2. 10 marks. For the five examples: 2 marks for each tree. A post-order traversal of the tree gives
the post-fix expression.
3. 5 marks. Your algorithm shows how to build an expression tree from a postfix expression, using
stacks queues and trees, at a level of abstraction similar to the example above.
Programming Question
All C++ source code files must contain your name, student number, and NSID; and the course, assignment
number, and question number as comments at the top of the file. All C++ programs must compile under
g++ without errors or warnings, using the standard flags described in tutorial, namely -Wall -pedantic. Use
of String class or other object-oriented code (except for cin or cout and related file-stream objects, which
are allowed) will result in a flat deduction of 25%. (That means: don’t use advanced techniques to avoid
learning the concepts we are attempting to teach you!)
Exercise 3 Implement the revised Array based List ADT (19 pts)
In Assignment 3 Exercise 1, you were asked to modify the design of the Array based List. In this exercise
you will implement and test the revised Array based List.
1. Start from the provided files ArrayList.h, ArrayList.cc, Element.h, and a7q3.cc. These files contain
a partial implementation of the Array based List ADT and some tests. In particular, there are only
6 operations provided: createList, destroyList, emptyList, lengthList, insertTail, and deleteTail. This
was specifically done to reduce the amount of work required for this question. You do not need
to implement the other List operations we have studied in the lectures.
2. Following your pseudocode design from Assignment 3 Exercise 1, modify the Array based List to
remove the fixed capacity limit by modifying createList, and insertTail and adding a growList
operation.
3. The file a7q3.cc contains some tests for the given List implementation. Add additional tests to
ensure that the new functionality you have added works correctly.

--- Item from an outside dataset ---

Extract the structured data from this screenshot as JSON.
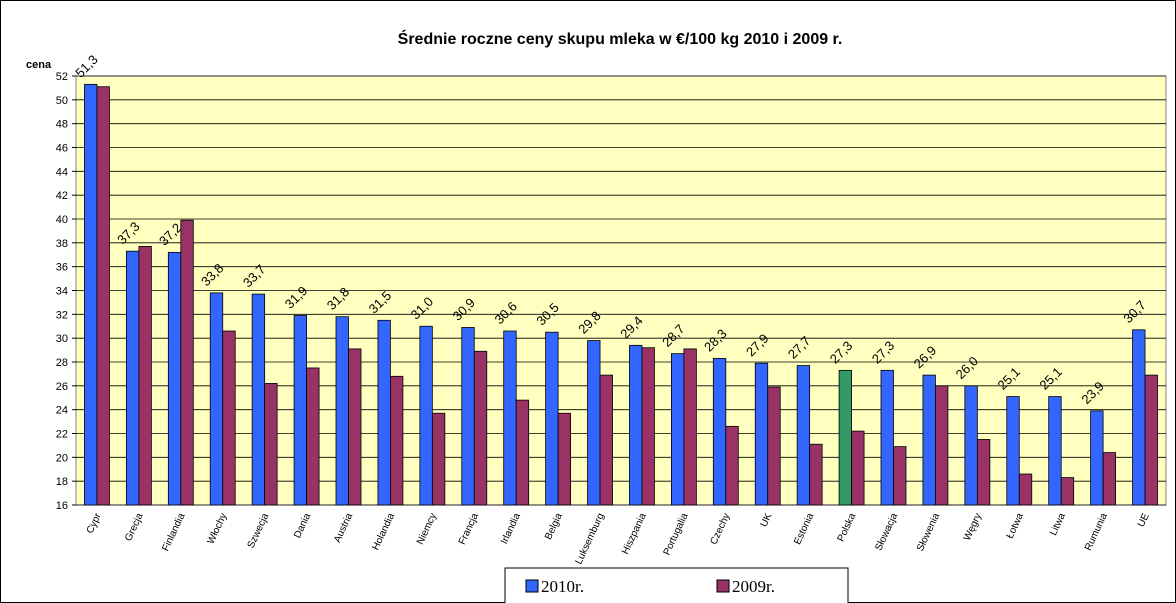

o When modifying existing code it is good practice to ensure that the code you are working
from actually works. You can run a7q3.cc to verify that the existing list operations behave as
expected. Read over the test cases given in a7q3.cc so that you know what to expect from the
output. Then, check the output before modifying the List code and verify that the List behaves
as expected.
o Write additional tests for your modified implementation.
o Changes to one part of an implementation can have unexpected changes elsewhere. Thus,
after you modify the ArrayList code, you should verify that the old tests still pass.
o Note that some of the old tests will need to be modified to work with the new List
implementation. In particular, the old tests specify the size of the list to create, but the
parameter has been removed from createList. That’s OK. When the existing tests don’t
compile (or do compile, but don’t run as expected) always ask yourself if the test needs to be
changed to suit the new implementation, or if you have introduced a bug into the
implementation. The tests will only need to be modified if you have introduced a change to
the interface, or if your tests violate the encapsulation of the ADT.
What to hand in:
The files ArrayList.h and ArrayList.cc, containing your revised ADT. A file a4q3.cc containing your code for
testing the new ADT. A file a4q3testing.txt containing the output from your testing.
Grading
o 1 mark for properly modifying the function prototypes in ArrayList.h
o 2 marks for modifying createList in ArrayList.cc
o 4 marks for modifying insertTail in ArrayList.cc
o 6 marks for implementing growList in ArrayList.cc
o 6 marks for adding new tests for the growable list in a4q3.cc. These tests should either directly or
indirectly call the grow operation, and verify that it works as expected.